Nous avons vu graphiquement que le dollar est passé d’une tendance haussière a neutre à moyen terme tout en restant dans son grand mouvement haussier démarré en 2011. On observe par ailleurs une réduction de la M2 pour la première fois depuis 1960. Ceci dans un contexte où la croissance Américaine devrait être moins affectée que la croissance Européenne (et ou le dollar est toujours utilisé dans plusieurs pays émergents, donc potentiellement à forte croissance).

En comparaison avec l’EUR : l’USD offre toujours de meilleurs fondamentaux.

Toutefois, l’évolution future du dollar Américain sera très dépendante des stimulations monétaires de la FED que personne n’est en mesure de prévoir. Il n’est pas à exclure qu’une nouvelle politique de type « chèques Covid » soit mise en place par le gouvernement Américain pour aider les ménages de plus en plus endettés. L’introduction d’une monnaie crypto Etatique pourrait aussi balayer le peu de crédibilité qui reste à la devise. Nul ne le sait.

Graphiquement, il faudra remettre en cause le scénario haussier si le dollar index venait à casser la barre 100 / 97 à la baisse.

Existe-il une meilleure devise alternative aujourd’hui ? Probablement oui. Il s’agit d’une devise que nous avons brièvement évoqué ici : le Franc Suisse. Les fondamentaux sont bons (relativement aux USA, donc encore meilleurs relativement à l’UE) : faible inflation contenue (3%), taux réels inferieurs a -2%, forte réduction de la M2 en Octobre avec une croissance stable.
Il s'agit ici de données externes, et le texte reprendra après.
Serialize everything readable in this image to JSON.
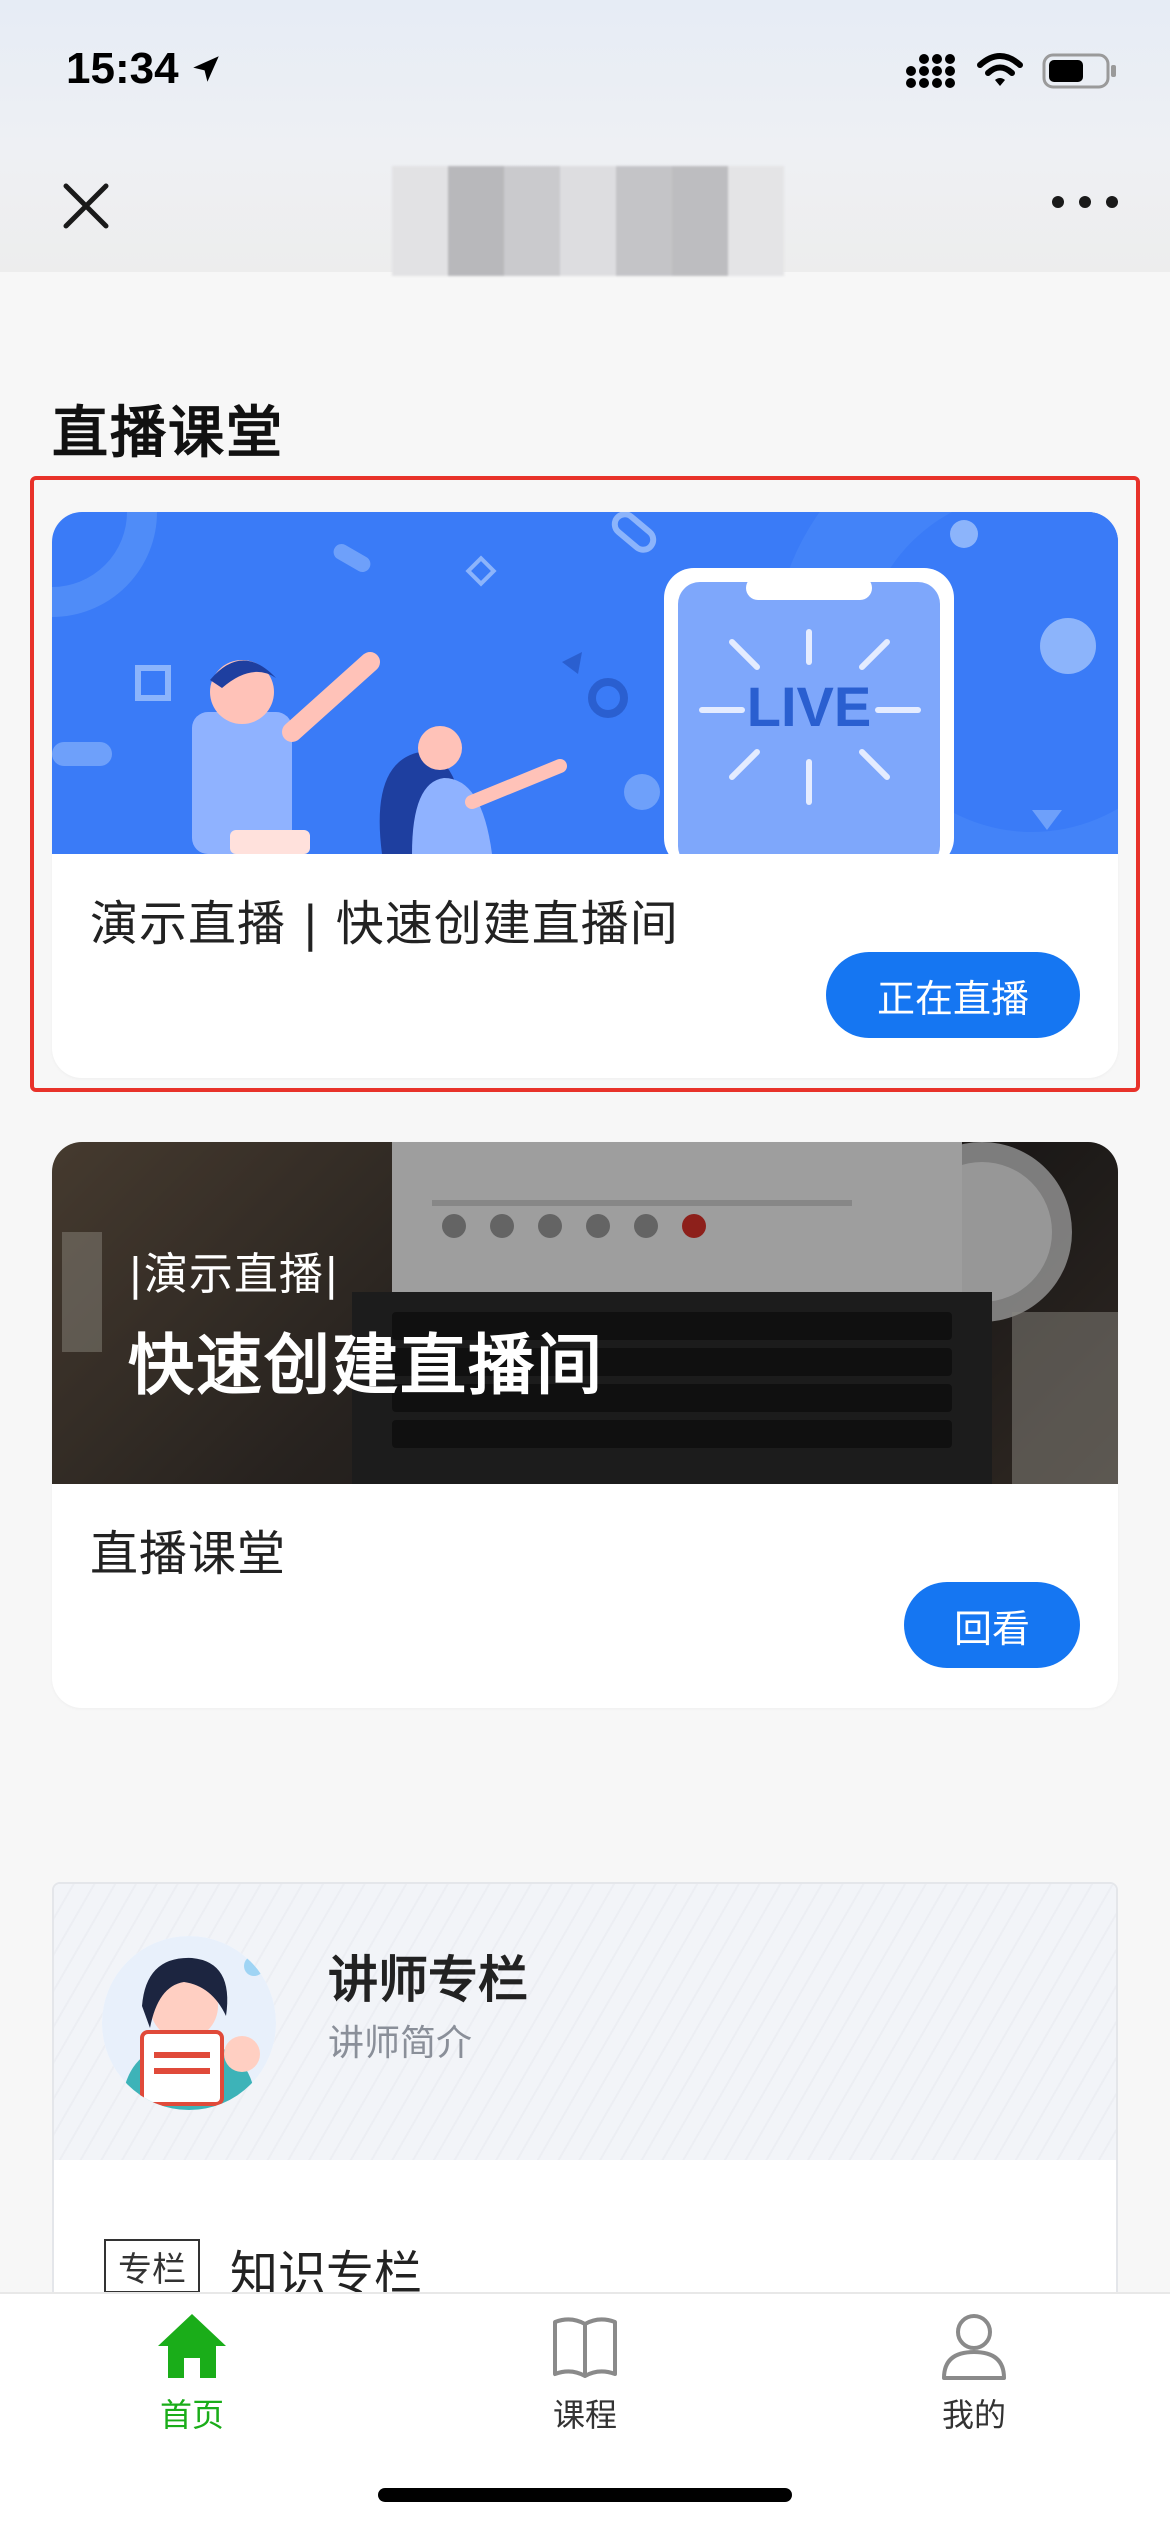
{
  "status_bar": {
    "time": "15:34"
  },
  "nav": {
    "close_icon": "close-icon",
    "more_icon": "more-icon"
  },
  "section": {
    "title": "直播课堂"
  },
  "cards": [
    {
      "banner_text": "LIVE",
      "title": "演示直播 | 快速创建直播间",
      "button": "正在直播",
      "accent": "#3a7bf7"
    },
    {
      "banner_small": "|演示直播|",
      "banner_big": "快速创建直播间",
      "title": "直播课堂",
      "button": "回看"
    }
  ],
  "lecturer": {
    "name": "讲师专栏",
    "subtitle": "讲师简介",
    "column_tag": "专栏",
    "column_title": "知识专栏"
  },
  "tabbar": {
    "items": [
      {
        "label": "首页",
        "icon": "home-icon",
        "active": true
      },
      {
        "label": "课程",
        "icon": "book-icon",
        "active": false
      },
      {
        "label": "我的",
        "icon": "user-icon",
        "active": false
      }
    ],
    "active_color": "#1aad19"
  },
  "colors": {
    "primary_button": "#1576f2",
    "highlight_border": "#e8322a"
  }
}
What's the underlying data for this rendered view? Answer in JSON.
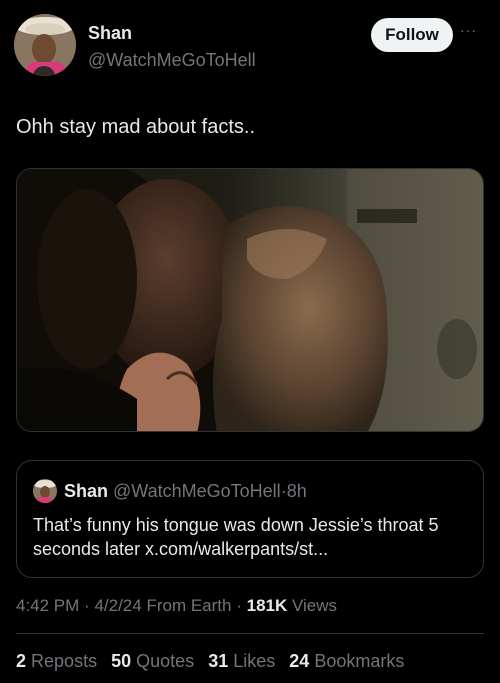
{
  "author": {
    "name": "Shan",
    "handle": "@WatchMeGoToHell",
    "follow_label": "Follow",
    "more_glyph": "···"
  },
  "tweet": {
    "text": "Ohh stay mad about facts.."
  },
  "quote": {
    "name": "Shan",
    "handle": "@WatchMeGoToHell",
    "separator": "·",
    "age": "8h",
    "text": "That’s funny his tongue was down Jessie’s throat 5 seconds later x.com/walkerpants/st..."
  },
  "meta": {
    "time": "4:42 PM",
    "sep1": "·",
    "date": "4/2/24",
    "source": "From Earth",
    "sep2": "·",
    "views_count": "181K",
    "views_label": "Views"
  },
  "stats": {
    "reposts_count": "2",
    "reposts_label": "Reposts",
    "quotes_count": "50",
    "quotes_label": "Quotes",
    "likes_count": "31",
    "likes_label": "Likes",
    "bookmarks_count": "24",
    "bookmarks_label": "Bookmarks"
  },
  "colors": {
    "background": "#000000",
    "primary_text": "#e7e9ea",
    "secondary_text": "#71767b",
    "border": "#2f3336",
    "follow_bg": "#eff3f4"
  }
}
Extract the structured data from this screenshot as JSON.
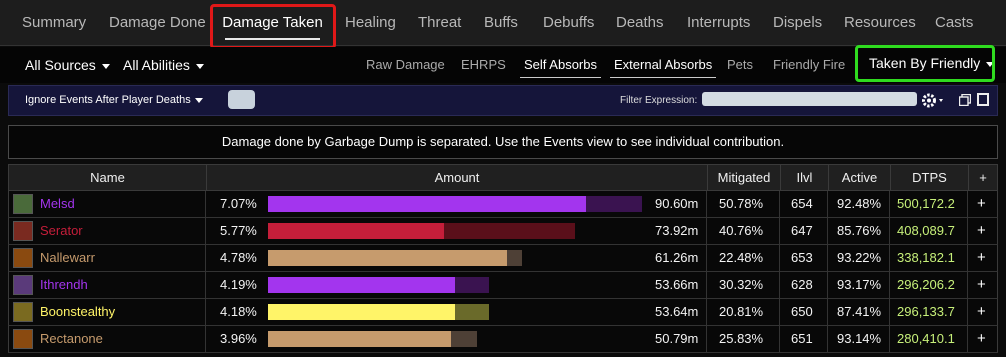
{
  "tabs": [
    {
      "label": "Summary",
      "active": false
    },
    {
      "label": "Damage Done",
      "active": false
    },
    {
      "label": "Damage Taken",
      "active": true
    },
    {
      "label": "Healing",
      "active": false
    },
    {
      "label": "Threat",
      "active": false
    },
    {
      "label": "Buffs",
      "active": false
    },
    {
      "label": "Debuffs",
      "active": false
    },
    {
      "label": "Deaths",
      "active": false
    },
    {
      "label": "Interrupts",
      "active": false
    },
    {
      "label": "Dispels",
      "active": false
    },
    {
      "label": "Resources",
      "active": false
    },
    {
      "label": "Casts",
      "active": false
    }
  ],
  "filters": {
    "sources": "All Sources",
    "abilities": "All Abilities",
    "views": [
      {
        "label": "Raw Damage",
        "active": false
      },
      {
        "label": "EHRPS",
        "active": false
      },
      {
        "label": "Self Absorbs",
        "active": true
      },
      {
        "label": "External Absorbs",
        "active": true
      },
      {
        "label": "Pets",
        "active": false
      },
      {
        "label": "Friendly Fire",
        "active": false
      }
    ],
    "taken_by": "Taken By Friendly"
  },
  "options": {
    "ignore_events": "Ignore Events After Player Deaths",
    "expression_label": "Filter Expression:",
    "expression_value": ""
  },
  "notice": "Damage done by Garbage Dump is separated. Use the Events view to see individual contribution.",
  "table": {
    "headers": {
      "name": "Name",
      "amount": "Amount",
      "mitigated": "Mitigated",
      "ilvl": "Ilvl",
      "active": "Active",
      "dtps": "DTPS",
      "plus": "+"
    },
    "rows": [
      {
        "name": "Melsd",
        "class_color": "#a335ee",
        "bar_bg": "#3a1350",
        "pct": "7.07%",
        "amount": "90.60m",
        "fill_fraction": 0.85,
        "total_fraction": 1.0,
        "mitigated": "50.78%",
        "ilvl": "654",
        "active": "92.48%",
        "dtps": "500,172.2",
        "icon_color": "#4a6a3a"
      },
      {
        "name": "Serator",
        "class_color": "#c41e3a",
        "bar_bg": "#5a0f1a",
        "pct": "5.77%",
        "amount": "73.92m",
        "fill_fraction": 0.47,
        "total_fraction": 0.82,
        "mitigated": "40.76%",
        "ilvl": "647",
        "active": "85.76%",
        "dtps": "408,089.7",
        "icon_color": "#7a2a20"
      },
      {
        "name": "Nallewarr",
        "class_color": "#c69b6d",
        "bar_bg": "#4e4036",
        "pct": "4.78%",
        "amount": "61.26m",
        "fill_fraction": 0.64,
        "total_fraction": 0.68,
        "mitigated": "22.48%",
        "ilvl": "653",
        "active": "93.22%",
        "dtps": "338,182.1",
        "icon_color": "#8a4a10"
      },
      {
        "name": "Ithrendh",
        "class_color": "#a335ee",
        "bar_bg": "#3a1350",
        "pct": "4.19%",
        "amount": "53.66m",
        "fill_fraction": 0.5,
        "total_fraction": 0.59,
        "mitigated": "30.32%",
        "ilvl": "628",
        "active": "93.17%",
        "dtps": "296,206.2",
        "icon_color": "#5a3a7a"
      },
      {
        "name": "Boonstealthy",
        "class_color": "#fff468",
        "bar_bg": "#6a6a2a",
        "pct": "4.18%",
        "amount": "53.64m",
        "fill_fraction": 0.5,
        "total_fraction": 0.59,
        "mitigated": "20.81%",
        "ilvl": "650",
        "active": "87.41%",
        "dtps": "296,133.7",
        "icon_color": "#7a6a20"
      },
      {
        "name": "Rectanone",
        "class_color": "#c69b6d",
        "bar_bg": "#4e4036",
        "pct": "3.96%",
        "amount": "50.79m",
        "fill_fraction": 0.49,
        "total_fraction": 0.56,
        "mitigated": "25.83%",
        "ilvl": "651",
        "active": "93.14%",
        "dtps": "280,410.1",
        "icon_color": "#8a4a10"
      }
    ]
  }
}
On pourra aussi s’intéresser à l’Inde qui a plusieurs atouts. Les PMI manufacturiers et de services (qui reflètent le dynamisme de l’économie) y sont actuellement à des niveaux à faire pâlir nos « grandes » économies.

En conclusion

La hausse structurelle du dollar par rapport à l’EUR ne semble pas encore remise en cause. Il faudra toutefois surveiller la tendance de la devise dans les mois à venir et la politique de la FED. Le Franc Suisse (CHF) constitue désormais un choix attractif pour placer une part de ses liquidités

Pour finir : attention aux actions qui semblent profiter d’un rallye haussier de fin d’année : la chute pourrait être brutale en 2023, particulièrement aux USA ou une nouvelle fiscalité défavorable (concernant les rachats d’actions par les entreprises) sera introduite en Janvier. De nombreux signaux sont toujours au rouge et la probabilité d’entrer dans un fort marché baissier dans les six mois à venir est élevée.